Ursachen
Nierenbeckenentzündung (Pyelonephritis)

Pathogenese (Krankheitsentstehung)

Die häufigste Ursache der akuten Pyelonephritis ist die aszendierende (aufsteigende) Infektion, daneben kommt es bei vesikouretralem Reflux (unphysiologischer Rückfluss von Harn aus der Blase über die Harnleiter in das Nierenbecken) gehäuft zu Pyelonephritiden. Auch eine hämatogen-deszendierende (über den Blutweg aufsteigend) Entstehung ist möglich.
Häufige Erreger sind E. coli, P. mirabilis oder Klebsiellen.
Es handelt sich um eine granulozytäre Entzündung (eitrige Entzündung) mit Gewebsnekrosen (Absterben von Gewebe). Es sind hauptsächlich die Tubuli (Nierenkanälchen) betroffen.

Bei der chronischen Pyelonephritis kommt es zu entzündlich bedingten Veränderungen (Narbenbildung, Deformierung) der Niere, die die Entwicklung einer Niereninsuffizienz (Nierenschwäche) fördern.
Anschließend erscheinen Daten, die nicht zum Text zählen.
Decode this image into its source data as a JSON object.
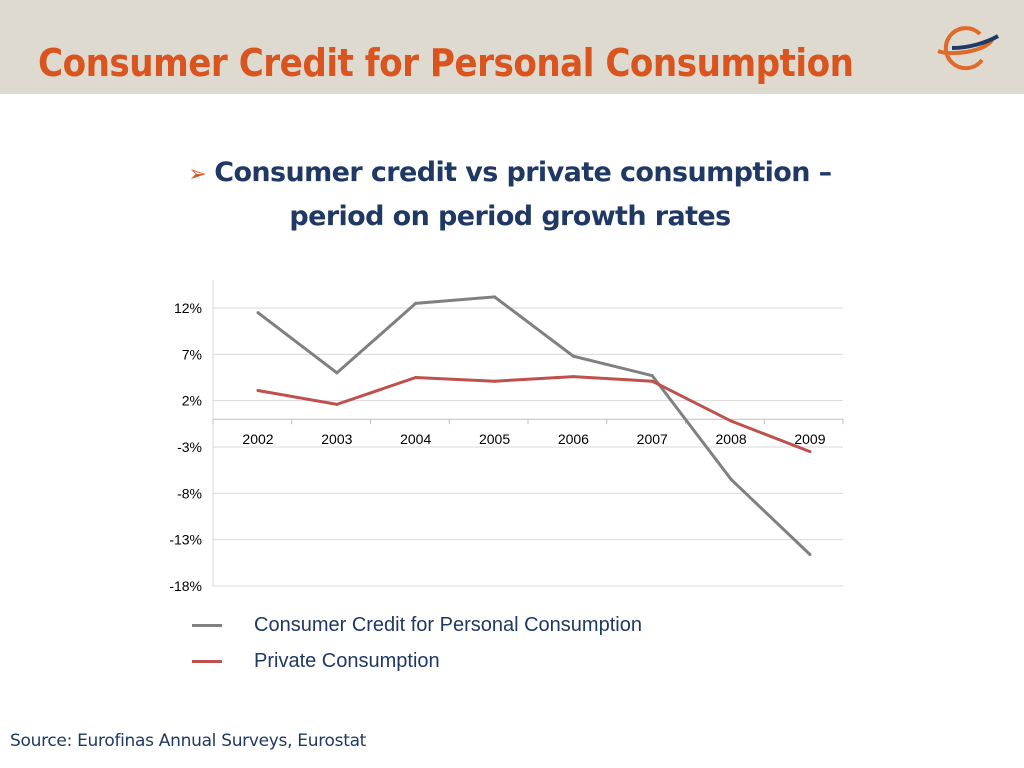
{
  "header": {
    "title": "Consumer Credit for Personal Consumption",
    "logo": "eurofinas-globe-logo"
  },
  "subtitle": {
    "bullet_icon": "arrow-bullet-icon",
    "line1": "Consumer credit vs private consumption  –",
    "line2": "period on period growth rates"
  },
  "chart_data": {
    "type": "line",
    "categories": [
      "2002",
      "2003",
      "2004",
      "2005",
      "2006",
      "2007",
      "2008",
      "2009"
    ],
    "y_ticks": [
      "12%",
      "7%",
      "2%",
      "-3%",
      "-8%",
      "-13%",
      "-18%"
    ],
    "y_tick_values": [
      12,
      7,
      2,
      -3,
      -8,
      -13,
      -18
    ],
    "ylim": [
      -18,
      15
    ],
    "grid": true,
    "legend": "bottom",
    "series": [
      {
        "name": "Consumer Credit for Personal Consumption",
        "color": "#808080",
        "values": [
          11.5,
          5.0,
          12.5,
          13.2,
          6.8,
          4.7,
          -6.5,
          -14.6
        ]
      },
      {
        "name": "Private Consumption",
        "color": "#c0504d",
        "values": [
          3.1,
          1.6,
          4.5,
          4.1,
          4.6,
          4.1,
          -0.2,
          -3.5
        ]
      }
    ]
  },
  "source": "Source: Eurofinas Annual Surveys, Eurostat",
  "colors": {
    "title": "#d9541e",
    "text": "#1f3864",
    "header_bg": "#dedad0"
  }
}
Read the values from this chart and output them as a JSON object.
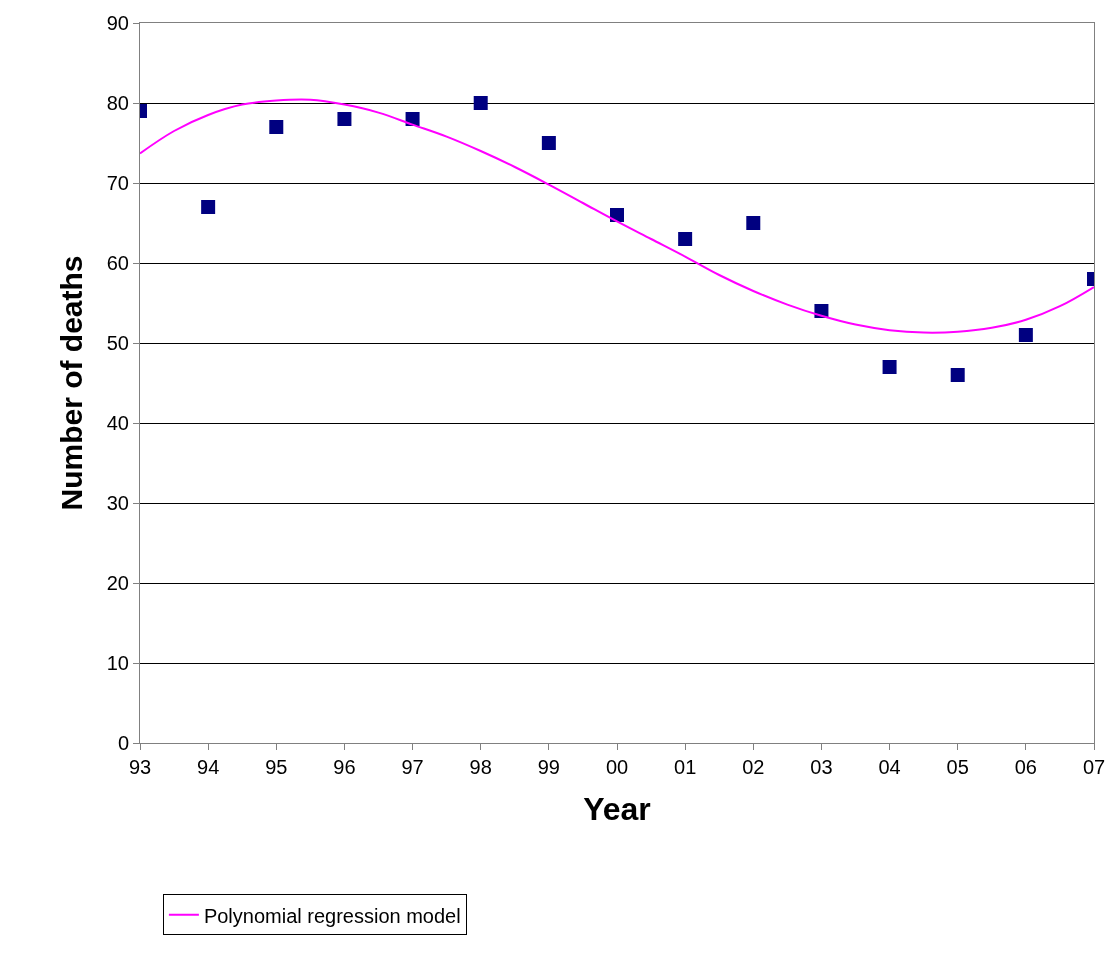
{
  "chart_data": {
    "type": "scatter",
    "xlabel": "Year",
    "ylabel": "Number of deaths",
    "x": [
      1993,
      1994,
      1995,
      1996,
      1997,
      1998,
      1999,
      2000,
      2001,
      2002,
      2003,
      2004,
      2005,
      2006,
      2007
    ],
    "series": [
      {
        "color": "#000080",
        "marker": "square",
        "values": [
          79,
          67,
          77,
          78,
          78,
          80,
          75,
          66,
          63,
          65,
          54,
          47,
          46,
          51,
          58
        ]
      },
      {
        "name": "Polynomial regression model",
        "type": "line",
        "color": "#ff00ff",
        "marker": "none",
        "x": [
          1993,
          1993.5,
          1994,
          1994.5,
          1995,
          1995.5,
          1996,
          1996.5,
          1997,
          1997.5,
          1998,
          1998.5,
          1999,
          1999.5,
          2000,
          2000.5,
          2001,
          2001.5,
          2002,
          2002.5,
          2003,
          2003.5,
          2004,
          2004.5,
          2005,
          2005.5,
          2006,
          2006.5,
          2007
        ],
        "values": [
          73.7,
          76.5,
          78.5,
          79.8,
          80.3,
          80.4,
          79.8,
          78.8,
          77.3,
          75.8,
          74,
          72,
          69.8,
          67.5,
          65.2,
          63,
          60.8,
          58.5,
          56.5,
          54.8,
          53.4,
          52.3,
          51.6,
          51.3,
          51.4,
          51.9,
          52.9,
          54.6,
          57
        ]
      }
    ],
    "xlim": [
      1993,
      2007
    ],
    "xticks": [
      {
        "value": 1993,
        "label": "93"
      },
      {
        "value": 1994,
        "label": "94"
      },
      {
        "value": 1995,
        "label": "95"
      },
      {
        "value": 1996,
        "label": "96"
      },
      {
        "value": 1997,
        "label": "97"
      },
      {
        "value": 1998,
        "label": "98"
      },
      {
        "value": 1999,
        "label": "99"
      },
      {
        "value": 2000,
        "label": "00"
      },
      {
        "value": 2001,
        "label": "01"
      },
      {
        "value": 2002,
        "label": "02"
      },
      {
        "value": 2003,
        "label": "03"
      },
      {
        "value": 2004,
        "label": "04"
      },
      {
        "value": 2005,
        "label": "05"
      },
      {
        "value": 2006,
        "label": "06"
      },
      {
        "value": 2007,
        "label": "07"
      }
    ],
    "ylim": [
      0,
      90
    ],
    "yticks": [
      0,
      10,
      20,
      30,
      40,
      50,
      60,
      70,
      80,
      90
    ],
    "grid": "y",
    "legend": "bottom left"
  }
}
Weitere – jedoch seltenere – Infektionswege sind:

  • Hämatogen – z. B. bei einer Sepsis (Blutvergiftung)
  • Lymphogen

Mögliche Erreger einer Pyelonephritis sind:

  • Uropathogene Escherichia coli (UPEC) (E. coli) – in 75-80 % der Fälle (ambulant erworbene Harnwegsinfektion (HWI))
  • Staphylokokken (Staphylococcus saprophyticus)
  • Klebsiellen (Klebsiella pneumoniae)
  • Proteus mirabilis
  • Enterokokken (am häufigsten bei Mischinfektion)
  • Enterobacter
  • Pseudomonas
  • Salmonellen (0,5 % aller HWI– Patient hat in solchen Fällen im Regelfall vorher eine Darminfektion gehabt
  • Weitere atypische Erreger, z. B. Ureaplasmen, Mykoplasmen

Ätiologie (Ursachen)

Biographische Ursachen

  • Genetische Belastung
    • Genetische Erkrankungen
      • Sichelzellenanämie (med.: Drepanozytose; auch Sichelzellanämie, engl.: sickle cell anemia) – genetische Erkrankung mit autosomal-rezessivem Erbgang, die die Erythrozyten (rote Blutkörperchen) betrifft; sie gehört zur Gruppe der Hämoglobinopathien (Störungen des Hämoglobins; Bildung eines irregulären Hämoglobins, dem sogenannten Sichelzellhämoglobin, HbS)
  • Anatomische Besonderheiten – beispielsweise Hufeisenniere, doppelte Harnleiteranlage, Zystennieren
  • Jugendliches Alter bei der ersten Harnwegsinfektion
  • Hormonelle Faktoren – Gravidität (Schwangerschaft)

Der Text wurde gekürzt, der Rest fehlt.